Le ministre Tahirou Barry

Et cette intégration serinée à toutes les tribunes mais qui demeure un véritable serpent de mer devient pourtant une «impérieuse nécessité», comme l’a relevé avec conviction, Ngaye Tordina, le représentant du Secrétaire exécutif du Comité permanent inter-Etats de lutte contre la sécheresse dans le Sahel (Cilss),  Dr Djimet Adoum, parrain de la cérémonie.

Lui aussi certain que le salut de l’Afrique n’a d’autre clé que l’intégration, le président du conseil d’administration de l’IAM Ouaga, a saisi l’opportunité que lui offrait, l’une des activités phares de l’Institut, pour tirer la sonnette d’alarme.

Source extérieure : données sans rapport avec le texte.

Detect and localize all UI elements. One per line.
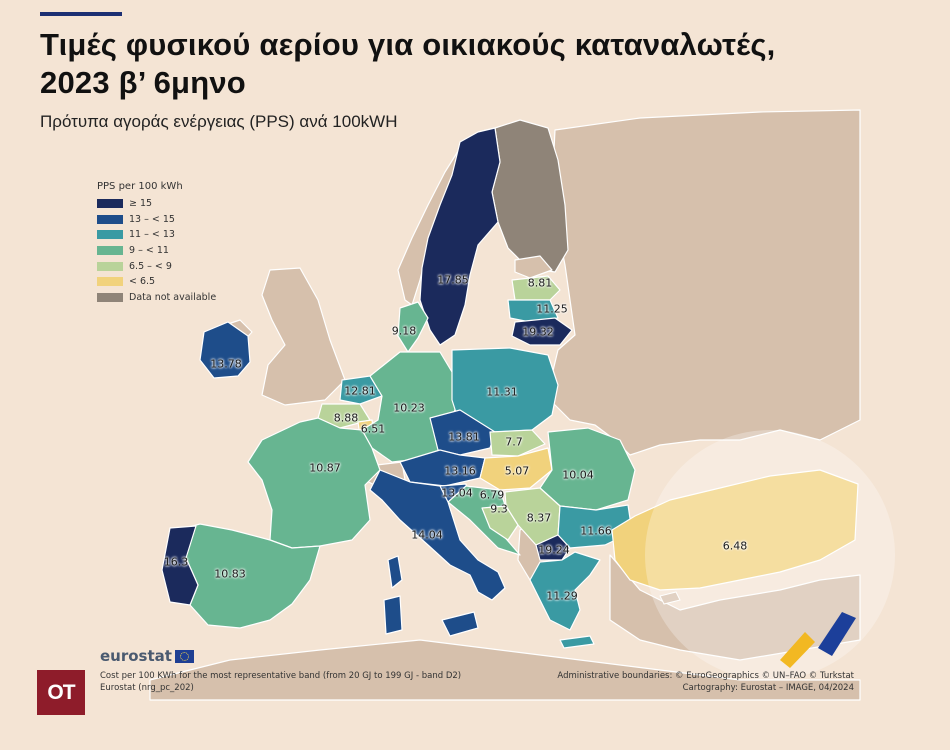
region-croatia	[447, 485, 521, 556]
value-label-serbia: 8.37	[526, 511, 552, 525]
value-label-croatia: 6.79	[479, 488, 505, 502]
region-estonia	[514, 255, 553, 279]
legend-swatch	[97, 261, 123, 271]
eurostat-logo: eurostat	[100, 647, 194, 665]
legend-item: < 6.5	[97, 274, 216, 290]
value-label-netherlands: 12.81	[344, 384, 376, 398]
legend-item: 13 – < 15	[97, 212, 216, 228]
region-belgium	[317, 403, 371, 429]
value-label-luxembourg: 6.51	[360, 422, 386, 436]
value-label-bulgaria: 11.66	[580, 524, 612, 538]
value-label-slovakia: 7.7	[505, 435, 523, 449]
value-label-france: 10.87	[309, 461, 341, 475]
region-great-britain	[261, 267, 346, 406]
region-sweden	[419, 127, 501, 346]
top-accent-rule	[40, 12, 122, 16]
title-line-1: Τιμές φυσικού αερίου για οικιακούς καταν…	[40, 27, 776, 62]
region-middle-east	[609, 554, 861, 661]
page-title: Τιμές φυσικού αερίου για οικιακούς καταν…	[40, 26, 776, 102]
value-label-austria: 13.16	[444, 464, 476, 478]
region-north-macedonia	[535, 534, 571, 561]
legend-label: 9 – < 11	[129, 245, 169, 257]
value-label-lithuania: 19.32	[522, 325, 554, 339]
region-greece	[529, 551, 601, 631]
value-label-slovenia: 13.04	[441, 486, 473, 500]
region-sardinia	[383, 595, 403, 635]
eurostat-wordmark: eurostat	[100, 647, 172, 665]
region-portugal	[161, 525, 199, 606]
glow-circle	[645, 430, 895, 680]
legend-label: 13 – < 15	[129, 213, 175, 225]
value-label-lithuania-top: 11.25	[536, 302, 568, 316]
region-france	[247, 417, 381, 549]
map-legend: PPS per 100 kWh ≥ 15 13 – < 15 11 – < 13…	[97, 181, 216, 305]
value-label-czechia: 13.81	[448, 430, 480, 444]
legend-swatch	[97, 230, 123, 240]
ot-logo: OT	[37, 670, 85, 715]
legend-swatch	[97, 214, 123, 224]
credits-line-1: Administrative boundaries: © EuroGeograp…	[557, 671, 854, 681]
region-ireland	[199, 321, 251, 379]
legend-label: 11 – < 13	[129, 229, 175, 241]
region-corsica	[387, 555, 403, 589]
legend-item: 11 – < 13	[97, 227, 216, 243]
region-italy	[369, 469, 506, 601]
value-label-bosnia: 9.3	[490, 502, 508, 516]
legend-item: 9 – < 11	[97, 243, 216, 259]
source-note-line-1: Cost per 100 KWh for the most representa…	[100, 671, 462, 681]
region-north-africa	[149, 639, 861, 701]
credits-line-2: Cartography: Eurostat – IMAGE, 04/2024	[682, 683, 854, 693]
title-line-2: 2023 β’ 6μηνο	[40, 65, 246, 100]
region-cyprus	[659, 591, 681, 605]
value-label-greece: 11.29	[546, 589, 578, 603]
region-turkey	[611, 469, 859, 591]
region-bosnia	[481, 505, 519, 541]
legend-swatch	[97, 246, 123, 256]
value-label-turkey: 6.48	[722, 539, 748, 553]
value-label-spain: 10.83	[214, 567, 246, 581]
region-latvia	[511, 275, 561, 301]
region-hungary	[479, 447, 553, 491]
value-label-latvia: 8.81	[527, 276, 553, 290]
legend-item: ≥ 15	[97, 196, 216, 212]
value-label-italy: 14.04	[411, 528, 443, 542]
legend-label: ≥ 15	[129, 198, 153, 210]
source-note-line-2: Eurostat (nrg_pc_202)	[100, 683, 194, 693]
legend-swatch	[97, 277, 123, 287]
legend-label: < 6.5	[129, 276, 156, 288]
value-label-ireland: 13.78	[210, 357, 242, 371]
value-label-romania: 10.04	[562, 468, 594, 482]
brand-chevron-icon	[780, 612, 856, 668]
value-label-portugal: 16.3	[163, 555, 189, 569]
region-lithuania	[511, 317, 573, 346]
value-label-sweden: 17.85	[437, 273, 469, 287]
region-netherlands	[339, 375, 383, 405]
legend-label: Data not available	[129, 291, 217, 303]
region-slovakia	[489, 429, 546, 457]
region-crete	[559, 635, 595, 649]
region-sicily	[441, 611, 479, 637]
legend-swatch	[97, 199, 123, 209]
value-label-poland: 11.31	[486, 385, 518, 399]
value-label-denmark: 9.18	[391, 324, 417, 338]
value-label-germany: 10.23	[393, 401, 425, 415]
legend-title: PPS per 100 kWh	[97, 181, 183, 192]
source-note: Cost per 100 KWh for the most representa…	[100, 670, 461, 694]
region-denmark	[397, 301, 429, 353]
region-romania	[539, 427, 636, 511]
legend-label: 6.5 – < 9	[129, 260, 172, 272]
legend-item: 6.5 – < 9	[97, 258, 216, 274]
legend-item: Data not available	[97, 290, 216, 306]
legend-swatch	[97, 292, 123, 302]
region-russia-belarus-ukraine	[549, 109, 861, 456]
credits-note: Administrative boundaries: © EuroGeograp…	[557, 670, 854, 694]
value-label-north-macedonia: 19.24	[538, 543, 570, 557]
value-label-hungary: 5.07	[504, 464, 530, 478]
page-subtitle: Πρότυπα αγοράς ενέργειας (PPS) ανά 100kW…	[40, 112, 398, 131]
eu-flag-icon	[174, 649, 194, 663]
value-label-belgium: 8.88	[333, 411, 359, 425]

Ngaye Tordina, le représentant du Secrétaire exécutif du Comité permanent inter-Etats de lutte contre la sécheresse dans le Sahel (Cilss), Dr Djimet Adoum

Pour le PCA de cette grande école qui a aujourd’hui pignon sur rue dans la sous-région et accueille même  des étudiantes de nationalité libanaise, le constat, sans être désastreux est loin de prêter à l’optimisme. Malgré les efforts des anciens et, dans une certaine mesure des nouveaux dirigeants, «c’est une Afrique qui peine à se développer, assaillie par des maladies (…), en retard au niveau des infrastructures». Il urge donc de se rendre au chevet de l’Afrique. «Avec la formation que vous êtes en train de recevoir, nous savons que vous allez être à la hauteur de cette attente».

Ils ont répondu au tocsin de l’IAM

C’est la lourde, mais exaltante tâche confiée par Amed Diallo à «ses chers étudiants» issus de 17 pays et qui ont célébré dans une grande ferveur, la 6è Journée de l’intégration qui a eu pour pays invité d’honneur, la République de Chine Taïwan. Et le rêve du PCA de l’IAM Ouaga «celui de voir l’Afrique émergée, l’Afrique développée avant le centenaire de la création de l’OUA en 2063, une Afrique où on ne parlera plus de coupure d’électricité, de coupure d’eau, d’inondations à la première pluie (…)», pourra ainsi devenir réalité, dans «une Afrique débarrassée de visas».

Ils ont foi en l’avenir de l’Afrique qui passe par l’intégration

La Journée de l’intégration c’était aussi de la musique et une superbe parade à l’issue de laquelle le Burkina Faso s’est hissée au premier rang, alors que le Niger faisait place nette, et ce pour la 4è fois consécutive, en danse et en arts culinaires comme l’année passée. Mais il n’y a eu ni vainqueur ni vaincu, «seule l’intégration est en marche». Paroles de Amed Diallo dont le regard est déjà fixé sur la 7è édition de la Journée de l’intégration de l’année prochaine.